Entonces debemos plantearnos cuales son los parámetros para enfrentar esta situación, abriéndose caminos diferentes en la discusión política del movimiento nacional y popular. Hemos tenido gobiernos surgidos de la voluntad popular que rápidamente claudicaron ante la sola amenaza del poder, rindiéndose ante la primer tapa de los matutinos. Otros que intentaron resistir y fueron doblegados por poderes nacionales e internacionales, tipo FMI o Banco Mundial. Pero hubo quienes se atrevieron a enfrentarlos, constituyendo no sólo procesos nacionales, sino también regionales de emancipación y soberanía, que nunca fueron perdonados. Estigmatizados en su tiempo, perseguidos y humillados después, encarcelados y degradados ante la opinión pública, que termina aplaudiendo a sus esclavizadores y torturadores, tanto económicos como culturales, que degradan la vida humana, en nombre de supuestas conquistas mercantilistas macro económicas.

Esa historia,  que también es del peronismo, pero incluye a otras fuerzas populares que fueron claudicando en el tiempo, como la UCR, es la descripción de la supuesta “grieta”, aquella que intenta minimizar la política a una práctica de consensos, en donde todos vivamos felices, si los pobres siguen siendo pobres, los poderosos siguen allí y si los populares, se dedican al maquillaje, antes que a la profundización de su compromiso con el pueblo.

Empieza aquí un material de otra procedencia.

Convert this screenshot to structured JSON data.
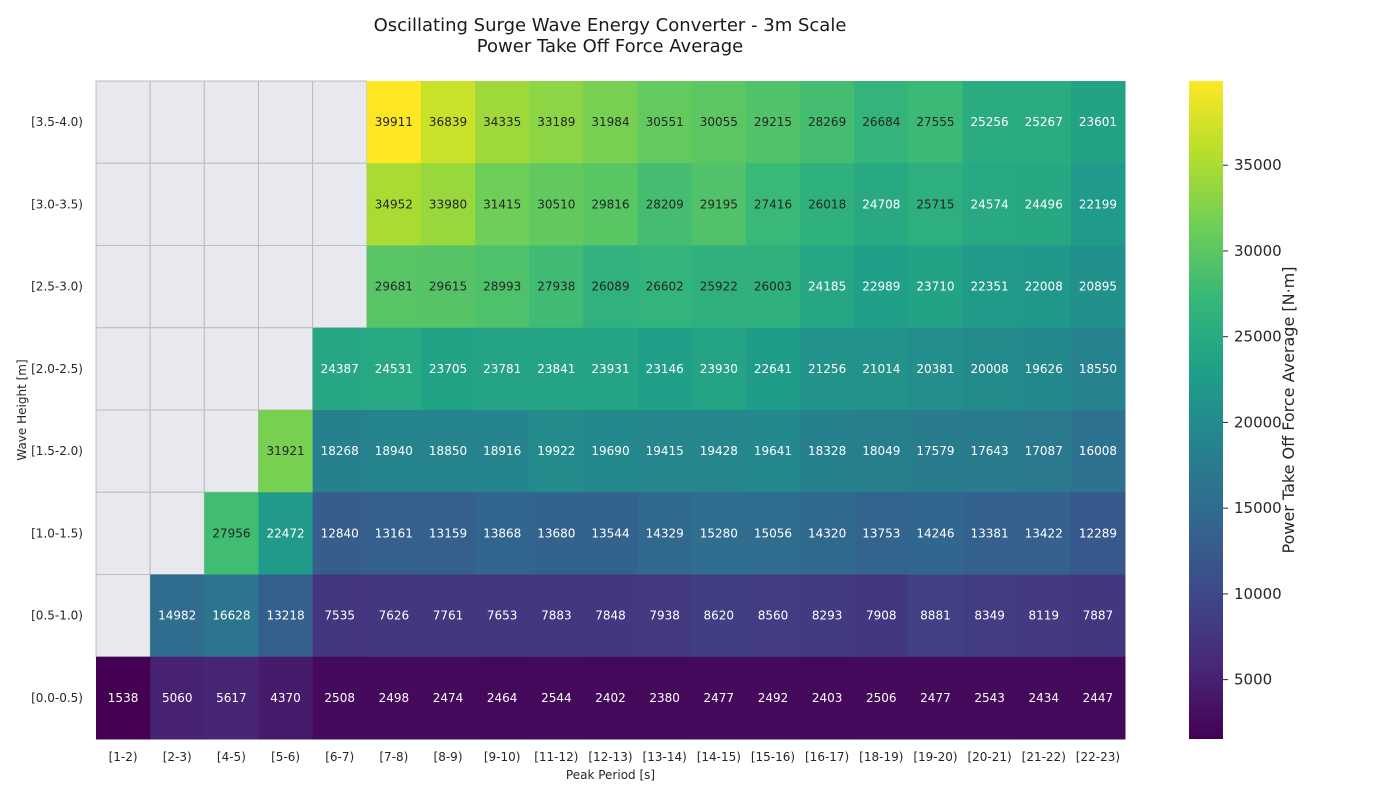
{
  "chart_data": {
    "type": "heatmap",
    "title": [
      "Oscillating Surge Wave Energy Converter - 3m Scale",
      "Power Take Off Force Average"
    ],
    "xlabel": "Peak Period [s]",
    "ylabel": "Wave Height [m]",
    "colorbar_label": "Power Take Off Force Average [N·m]",
    "colorbar_ticks": [
      5000,
      10000,
      15000,
      20000,
      25000,
      30000,
      35000
    ],
    "colorbar_range": [
      1538,
      39911
    ],
    "colormap": "viridis",
    "missing_color": "#e8e8ef",
    "grid_color": "#bdbdbd",
    "x_categories": [
      "[1-2)",
      "[2-3)",
      "[4-5)",
      "[5-6)",
      "[6-7)",
      "[7-8)",
      "[8-9)",
      "[9-10)",
      "[11-12)",
      "[12-13)",
      "[13-14)",
      "[14-15)",
      "[15-16)",
      "[16-17)",
      "[18-19)",
      "[19-20)",
      "[20-21)",
      "[21-22)",
      "[22-23)"
    ],
    "y_categories": [
      "[3.5-4.0)",
      "[3.0-3.5)",
      "[2.5-3.0)",
      "[2.0-2.5)",
      "[1.5-2.0)",
      "[1.0-1.5)",
      "[0.5-1.0)",
      "[0.0-0.5)"
    ],
    "values": [
      [
        null,
        null,
        null,
        null,
        null,
        39911,
        36839,
        34335,
        33189,
        31984,
        30551,
        30055,
        29215,
        28269,
        26684,
        27555,
        25256,
        25267,
        23601
      ],
      [
        null,
        null,
        null,
        null,
        null,
        34952,
        33980,
        31415,
        30510,
        29816,
        28209,
        29195,
        27416,
        26018,
        24708,
        25715,
        24574,
        24496,
        22199
      ],
      [
        null,
        null,
        null,
        null,
        null,
        29681,
        29615,
        28993,
        27938,
        26089,
        26602,
        25922,
        26003,
        24185,
        22989,
        23710,
        22351,
        22008,
        20895
      ],
      [
        null,
        null,
        null,
        null,
        24387,
        24531,
        23705,
        23781,
        23841,
        23931,
        23146,
        23930,
        22641,
        21256,
        21014,
        20381,
        20008,
        19626,
        18550
      ],
      [
        null,
        null,
        null,
        31921,
        18268,
        18940,
        18850,
        18916,
        19922,
        19690,
        19415,
        19428,
        19641,
        18328,
        18049,
        17579,
        17643,
        17087,
        16008
      ],
      [
        null,
        null,
        27956,
        22472,
        12840,
        13161,
        13159,
        13868,
        13680,
        13544,
        14329,
        15280,
        15056,
        14320,
        13753,
        14246,
        13381,
        13422,
        12289
      ],
      [
        null,
        14982,
        16628,
        13218,
        7535,
        7626,
        7761,
        7653,
        7883,
        7848,
        7938,
        8620,
        8560,
        8293,
        7908,
        8881,
        8349,
        8119,
        7887
      ],
      [
        1538,
        5060,
        5617,
        4370,
        2508,
        2498,
        2474,
        2464,
        2544,
        2402,
        2380,
        2477,
        2492,
        2403,
        2506,
        2477,
        2543,
        2434,
        2447
      ]
    ]
  }
}
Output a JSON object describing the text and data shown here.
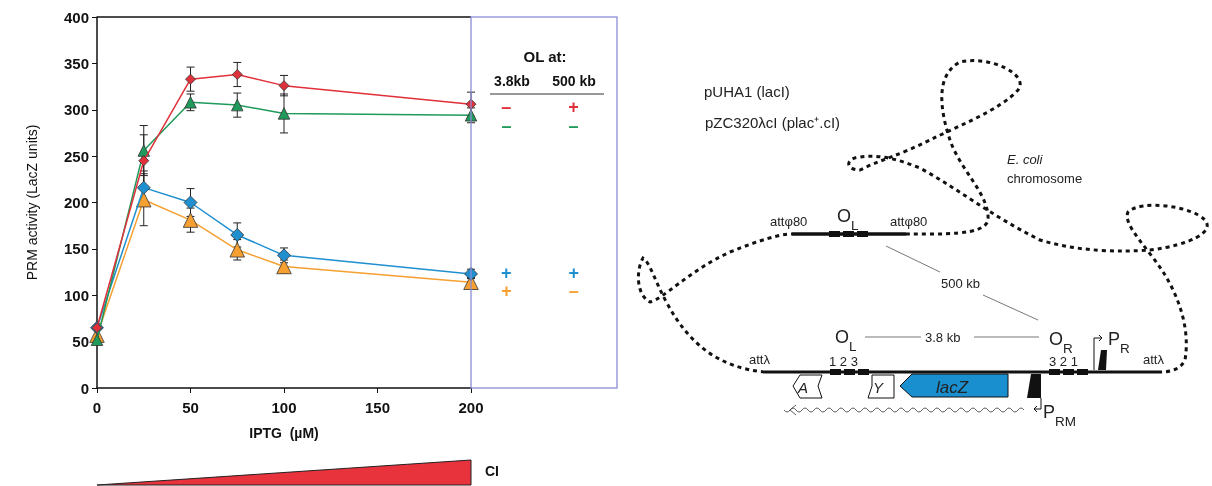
{
  "chart_data": {
    "type": "line",
    "xlabel": "IPTG  (µM)",
    "ylabel": "PRM activity (LacZ units)",
    "legend_title": "OL at:",
    "legend": "right",
    "grid": false,
    "line_style": "solid",
    "x": [
      0,
      25,
      50,
      75,
      100,
      200
    ],
    "xlim": [
      0,
      200
    ],
    "xticks": [
      0,
      50,
      100,
      150,
      200
    ],
    "ylim": [
      0,
      400
    ],
    "yticks": [
      0,
      50,
      100,
      150,
      200,
      250,
      300,
      350,
      400
    ],
    "series": [
      {
        "name": "– +",
        "color": "#e0303a",
        "marker": "diamond",
        "values": [
          65,
          245,
          333,
          338,
          326,
          306
        ],
        "errors": [
          null,
          28,
          13,
          13,
          11,
          13
        ]
      },
      {
        "name": "– –",
        "color": "#1f9a5a",
        "marker": "triangle",
        "values": [
          52,
          256,
          308,
          305,
          296,
          294
        ],
        "errors": [
          null,
          27,
          9,
          13,
          21,
          8
        ]
      },
      {
        "name": "+ +",
        "color": "#1f8fd0",
        "marker": "diamond",
        "values": [
          65,
          216,
          200,
          165,
          143,
          123
        ],
        "errors": [
          null,
          18,
          15,
          13,
          8,
          5
        ]
      },
      {
        "name": "+ –",
        "color": "#f5a030",
        "marker": "triangle",
        "values": [
          57,
          203,
          181,
          149,
          131,
          114
        ],
        "errors": [
          null,
          28,
          13,
          11,
          7,
          5
        ]
      }
    ],
    "annotations": [
      "3.8kb",
      "500 kb",
      "CI",
      "pUHA1  (lacI)",
      "pZC320λcI  (plac⁺.cI)",
      "E. coli",
      "chromosome",
      "attφ80",
      "O$_{L}$",
      "attφ80",
      "500 kb",
      "O$_{L}$",
      "3.8 kb",
      "O$_{R}$",
      "P$_{R}$",
      "attλ",
      "1 2 3",
      "3 2 1",
      "attλ",
      "A",
      "Y",
      "lacZ",
      "P$_{RM}$"
    ]
  }
}
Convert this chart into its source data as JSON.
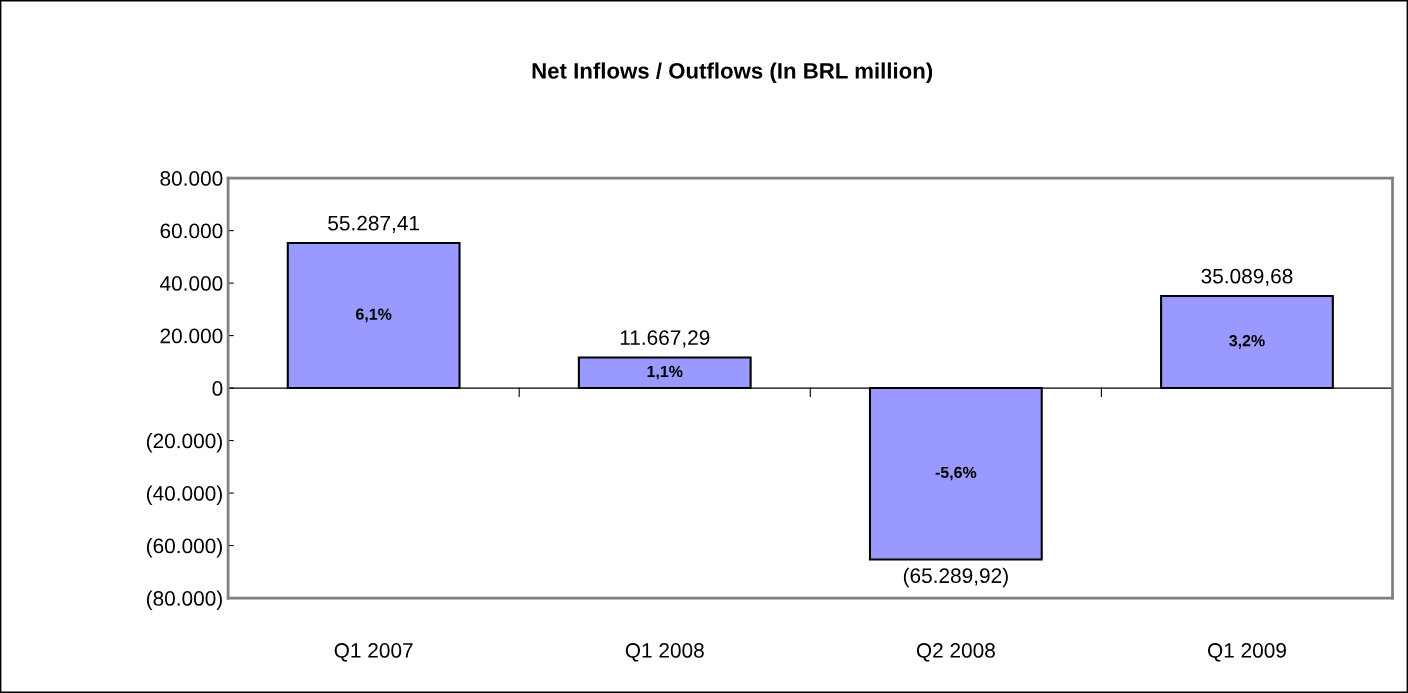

La política es la práctica esencial de responder, desde todos los ángulos posibles a las necesidades del Pueblo y de la Patria-Matria, para lo cual es necesario desarmar el Estado colonizador, por un Estado al servicio de las mayorías populares, que votan en función de sus intereses y terminar con el neoliberalismo. Esta decisión sin dudas genera profundas tensiones entre el poder real y el gobierno, pero esa asimetría debe ser saldada por el conjunto movilizado de la Comunidad Organizada, en defensa de sí misma, ya que la victoria del poder real, por sobre las necesidades del pueblo, implica dolor social inmenso y muerte, impuesta por un Mercado darwiniano, brutal e inhumano, como el que soportamos los argentinos en los últimos 4 años. Es entonces pueblo y gobierno una conjunción en función de un objetivo común, que hacer posible lo imposible, que es neoliberalismo nunca más.